Long lines are made of monofilament and are used mainly to catch tuna, swordfish and shark. Their length ranges from a mile to over 100 miles and is kept near the surface using floats made of styrofoam.
At intervals of a hundred feet or so (30 meters) secondary lines are attached and baited with whatever is at hand – fish, squid or even dolphin meat.
Long lines are a huge threat to the survival of many species of shark. The vast majority of sharks caught by this method are killed only for their fins; the rest of their body is discarded as “bycatch” and thrown back into the sea.
The practice of long lining is inextricably linked to finning.

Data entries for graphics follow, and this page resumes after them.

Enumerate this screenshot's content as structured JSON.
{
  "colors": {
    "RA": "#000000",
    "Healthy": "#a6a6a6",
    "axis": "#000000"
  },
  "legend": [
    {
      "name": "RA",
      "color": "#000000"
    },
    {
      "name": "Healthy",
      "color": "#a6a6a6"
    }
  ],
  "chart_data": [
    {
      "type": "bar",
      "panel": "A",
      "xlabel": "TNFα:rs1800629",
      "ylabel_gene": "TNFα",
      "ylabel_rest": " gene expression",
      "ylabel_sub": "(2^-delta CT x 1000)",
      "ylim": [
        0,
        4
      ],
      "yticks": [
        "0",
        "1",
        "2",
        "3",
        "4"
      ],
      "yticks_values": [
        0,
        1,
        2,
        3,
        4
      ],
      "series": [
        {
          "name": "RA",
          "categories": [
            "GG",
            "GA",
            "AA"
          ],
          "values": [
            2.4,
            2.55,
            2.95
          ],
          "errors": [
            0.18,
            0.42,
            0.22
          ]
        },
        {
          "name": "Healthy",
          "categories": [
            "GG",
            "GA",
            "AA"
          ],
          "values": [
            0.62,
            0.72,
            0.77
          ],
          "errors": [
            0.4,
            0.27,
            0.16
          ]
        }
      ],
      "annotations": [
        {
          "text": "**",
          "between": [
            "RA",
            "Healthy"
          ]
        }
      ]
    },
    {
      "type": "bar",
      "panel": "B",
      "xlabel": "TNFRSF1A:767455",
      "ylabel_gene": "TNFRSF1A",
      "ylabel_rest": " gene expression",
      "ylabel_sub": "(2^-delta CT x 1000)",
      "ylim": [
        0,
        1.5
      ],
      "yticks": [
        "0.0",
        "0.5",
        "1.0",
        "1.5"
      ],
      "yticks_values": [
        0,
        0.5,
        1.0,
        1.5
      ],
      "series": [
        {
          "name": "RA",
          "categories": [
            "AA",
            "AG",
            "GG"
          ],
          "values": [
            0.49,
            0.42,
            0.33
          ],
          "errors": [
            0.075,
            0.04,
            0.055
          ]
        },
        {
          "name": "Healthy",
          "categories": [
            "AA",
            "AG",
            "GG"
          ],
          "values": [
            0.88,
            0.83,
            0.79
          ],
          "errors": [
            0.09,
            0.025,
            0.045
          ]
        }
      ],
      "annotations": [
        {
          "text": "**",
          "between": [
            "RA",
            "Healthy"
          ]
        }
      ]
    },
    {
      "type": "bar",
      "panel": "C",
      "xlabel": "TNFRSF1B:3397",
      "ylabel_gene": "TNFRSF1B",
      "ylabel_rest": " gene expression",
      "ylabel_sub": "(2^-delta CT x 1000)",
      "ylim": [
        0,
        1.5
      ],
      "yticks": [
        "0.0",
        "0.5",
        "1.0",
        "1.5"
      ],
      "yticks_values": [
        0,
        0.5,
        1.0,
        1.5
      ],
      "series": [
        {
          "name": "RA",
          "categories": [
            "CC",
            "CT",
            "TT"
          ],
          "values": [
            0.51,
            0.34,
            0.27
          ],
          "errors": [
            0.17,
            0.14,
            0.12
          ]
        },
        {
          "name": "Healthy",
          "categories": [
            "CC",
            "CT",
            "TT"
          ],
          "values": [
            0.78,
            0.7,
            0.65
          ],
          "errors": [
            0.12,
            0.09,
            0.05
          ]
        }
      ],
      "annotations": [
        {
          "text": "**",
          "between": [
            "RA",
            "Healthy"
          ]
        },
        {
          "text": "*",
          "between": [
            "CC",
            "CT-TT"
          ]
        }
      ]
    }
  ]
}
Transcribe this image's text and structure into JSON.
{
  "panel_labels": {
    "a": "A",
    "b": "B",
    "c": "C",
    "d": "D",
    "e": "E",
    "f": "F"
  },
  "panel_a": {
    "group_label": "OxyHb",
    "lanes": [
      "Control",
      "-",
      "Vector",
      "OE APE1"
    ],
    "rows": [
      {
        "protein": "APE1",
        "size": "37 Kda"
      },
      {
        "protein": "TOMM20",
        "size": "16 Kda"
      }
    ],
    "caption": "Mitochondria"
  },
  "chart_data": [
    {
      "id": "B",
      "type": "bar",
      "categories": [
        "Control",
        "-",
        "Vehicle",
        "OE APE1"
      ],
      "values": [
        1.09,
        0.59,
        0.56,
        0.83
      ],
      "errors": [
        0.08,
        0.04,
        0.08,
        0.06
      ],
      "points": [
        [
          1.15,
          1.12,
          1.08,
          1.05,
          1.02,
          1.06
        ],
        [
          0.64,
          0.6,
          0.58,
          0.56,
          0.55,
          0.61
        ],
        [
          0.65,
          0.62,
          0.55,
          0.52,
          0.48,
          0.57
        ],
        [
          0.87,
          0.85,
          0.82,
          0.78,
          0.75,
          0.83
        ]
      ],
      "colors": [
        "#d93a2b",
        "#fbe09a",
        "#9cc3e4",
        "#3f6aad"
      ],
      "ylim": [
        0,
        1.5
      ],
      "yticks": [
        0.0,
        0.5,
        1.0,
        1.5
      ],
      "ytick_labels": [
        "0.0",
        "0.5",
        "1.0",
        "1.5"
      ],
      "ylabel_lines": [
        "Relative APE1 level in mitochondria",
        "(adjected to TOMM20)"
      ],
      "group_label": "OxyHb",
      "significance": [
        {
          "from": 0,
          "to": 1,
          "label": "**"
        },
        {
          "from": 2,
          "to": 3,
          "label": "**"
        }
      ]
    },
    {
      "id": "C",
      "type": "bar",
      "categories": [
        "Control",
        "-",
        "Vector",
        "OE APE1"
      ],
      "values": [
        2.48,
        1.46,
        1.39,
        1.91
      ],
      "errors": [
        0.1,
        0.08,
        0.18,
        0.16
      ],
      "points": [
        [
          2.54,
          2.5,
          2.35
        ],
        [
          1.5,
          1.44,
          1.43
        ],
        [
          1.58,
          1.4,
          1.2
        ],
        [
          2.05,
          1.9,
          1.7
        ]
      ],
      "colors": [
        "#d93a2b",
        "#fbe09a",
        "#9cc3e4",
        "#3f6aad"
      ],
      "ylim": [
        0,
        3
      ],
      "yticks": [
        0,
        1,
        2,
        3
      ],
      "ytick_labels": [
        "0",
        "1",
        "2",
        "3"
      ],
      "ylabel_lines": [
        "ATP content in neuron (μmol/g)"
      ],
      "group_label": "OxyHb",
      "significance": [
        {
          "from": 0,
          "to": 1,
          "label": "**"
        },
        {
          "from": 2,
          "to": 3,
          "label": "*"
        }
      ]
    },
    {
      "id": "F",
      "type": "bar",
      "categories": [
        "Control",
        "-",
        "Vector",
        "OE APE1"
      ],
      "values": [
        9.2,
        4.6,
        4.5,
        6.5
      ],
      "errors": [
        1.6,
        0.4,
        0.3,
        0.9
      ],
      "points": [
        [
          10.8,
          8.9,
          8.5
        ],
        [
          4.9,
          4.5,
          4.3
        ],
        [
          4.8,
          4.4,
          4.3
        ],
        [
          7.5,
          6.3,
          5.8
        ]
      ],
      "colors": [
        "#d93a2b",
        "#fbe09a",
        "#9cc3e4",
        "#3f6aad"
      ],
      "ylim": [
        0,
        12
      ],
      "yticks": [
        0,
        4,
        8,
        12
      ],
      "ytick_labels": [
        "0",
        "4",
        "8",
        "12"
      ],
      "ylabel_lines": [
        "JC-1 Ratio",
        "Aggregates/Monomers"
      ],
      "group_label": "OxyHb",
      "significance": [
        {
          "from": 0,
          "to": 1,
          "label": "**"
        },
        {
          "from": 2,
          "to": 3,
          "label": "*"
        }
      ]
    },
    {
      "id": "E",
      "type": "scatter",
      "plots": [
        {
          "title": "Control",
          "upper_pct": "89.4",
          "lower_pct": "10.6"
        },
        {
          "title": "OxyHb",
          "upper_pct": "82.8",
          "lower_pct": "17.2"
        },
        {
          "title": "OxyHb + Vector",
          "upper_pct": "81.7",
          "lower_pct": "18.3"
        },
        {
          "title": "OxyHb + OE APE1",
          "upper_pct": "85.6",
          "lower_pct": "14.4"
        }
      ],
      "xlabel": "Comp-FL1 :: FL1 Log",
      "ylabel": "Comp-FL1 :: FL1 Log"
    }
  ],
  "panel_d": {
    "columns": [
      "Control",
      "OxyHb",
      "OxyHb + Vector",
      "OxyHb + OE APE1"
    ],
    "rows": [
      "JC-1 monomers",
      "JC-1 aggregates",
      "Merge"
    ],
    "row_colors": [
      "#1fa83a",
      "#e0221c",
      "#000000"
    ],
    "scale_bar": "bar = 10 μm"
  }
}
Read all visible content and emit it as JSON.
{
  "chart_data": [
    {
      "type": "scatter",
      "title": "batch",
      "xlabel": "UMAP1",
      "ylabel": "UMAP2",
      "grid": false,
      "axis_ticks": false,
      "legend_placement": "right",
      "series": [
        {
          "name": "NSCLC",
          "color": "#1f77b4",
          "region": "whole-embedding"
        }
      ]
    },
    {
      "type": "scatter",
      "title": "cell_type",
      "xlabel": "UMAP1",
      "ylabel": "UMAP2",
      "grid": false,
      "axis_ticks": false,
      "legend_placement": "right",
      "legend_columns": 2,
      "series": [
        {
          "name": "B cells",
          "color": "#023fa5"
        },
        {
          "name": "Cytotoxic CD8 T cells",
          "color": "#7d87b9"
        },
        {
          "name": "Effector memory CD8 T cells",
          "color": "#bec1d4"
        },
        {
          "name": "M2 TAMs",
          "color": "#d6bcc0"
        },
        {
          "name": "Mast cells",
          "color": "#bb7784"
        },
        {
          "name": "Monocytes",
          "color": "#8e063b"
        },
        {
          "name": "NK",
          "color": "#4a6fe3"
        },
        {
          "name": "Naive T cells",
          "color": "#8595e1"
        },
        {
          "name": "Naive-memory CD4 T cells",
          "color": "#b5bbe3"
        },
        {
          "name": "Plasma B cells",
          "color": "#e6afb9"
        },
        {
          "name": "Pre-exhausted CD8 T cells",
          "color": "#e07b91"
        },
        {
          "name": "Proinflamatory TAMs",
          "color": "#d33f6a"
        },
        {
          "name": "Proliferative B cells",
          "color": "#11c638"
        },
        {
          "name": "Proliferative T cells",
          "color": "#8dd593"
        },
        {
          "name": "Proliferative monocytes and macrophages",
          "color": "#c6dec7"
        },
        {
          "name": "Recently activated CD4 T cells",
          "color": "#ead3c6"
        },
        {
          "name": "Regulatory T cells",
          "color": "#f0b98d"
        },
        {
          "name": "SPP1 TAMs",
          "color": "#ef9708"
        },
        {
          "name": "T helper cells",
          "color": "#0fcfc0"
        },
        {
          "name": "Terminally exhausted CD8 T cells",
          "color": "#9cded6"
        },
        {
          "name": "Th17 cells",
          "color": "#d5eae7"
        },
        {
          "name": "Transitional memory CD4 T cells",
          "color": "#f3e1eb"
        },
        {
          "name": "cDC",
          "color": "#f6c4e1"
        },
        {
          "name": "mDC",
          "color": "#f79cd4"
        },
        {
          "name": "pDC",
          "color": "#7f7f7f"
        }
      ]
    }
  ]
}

Long lining has been banned in a few specific areas such as the US Pacific coast because of its huge impact on ocean life, however in the vast majority of areas it is still legal and practiced routinely.
Long lines have been accurately described as a “curtain of death” that catches any living creature unfortunate enough to bite a baited hook.
They are indiscriminate – they catch not only the “target” (for example tuna or swordfish), but endangered sharks, leatherback and loggerhead turtles (legally protected), and seabirds, especially albatross.
Over 25% of long-line catch is thrown back into the sea, usually dead.
Long lining must be banned internationally. It is killing protected species of animals and is putting many other species in danger of extinction.
It is the main culprit in the decimation of shark populations by over 90% and must be outlawed immediately if we are not to face the collapse of fish populations and the ocean ecology.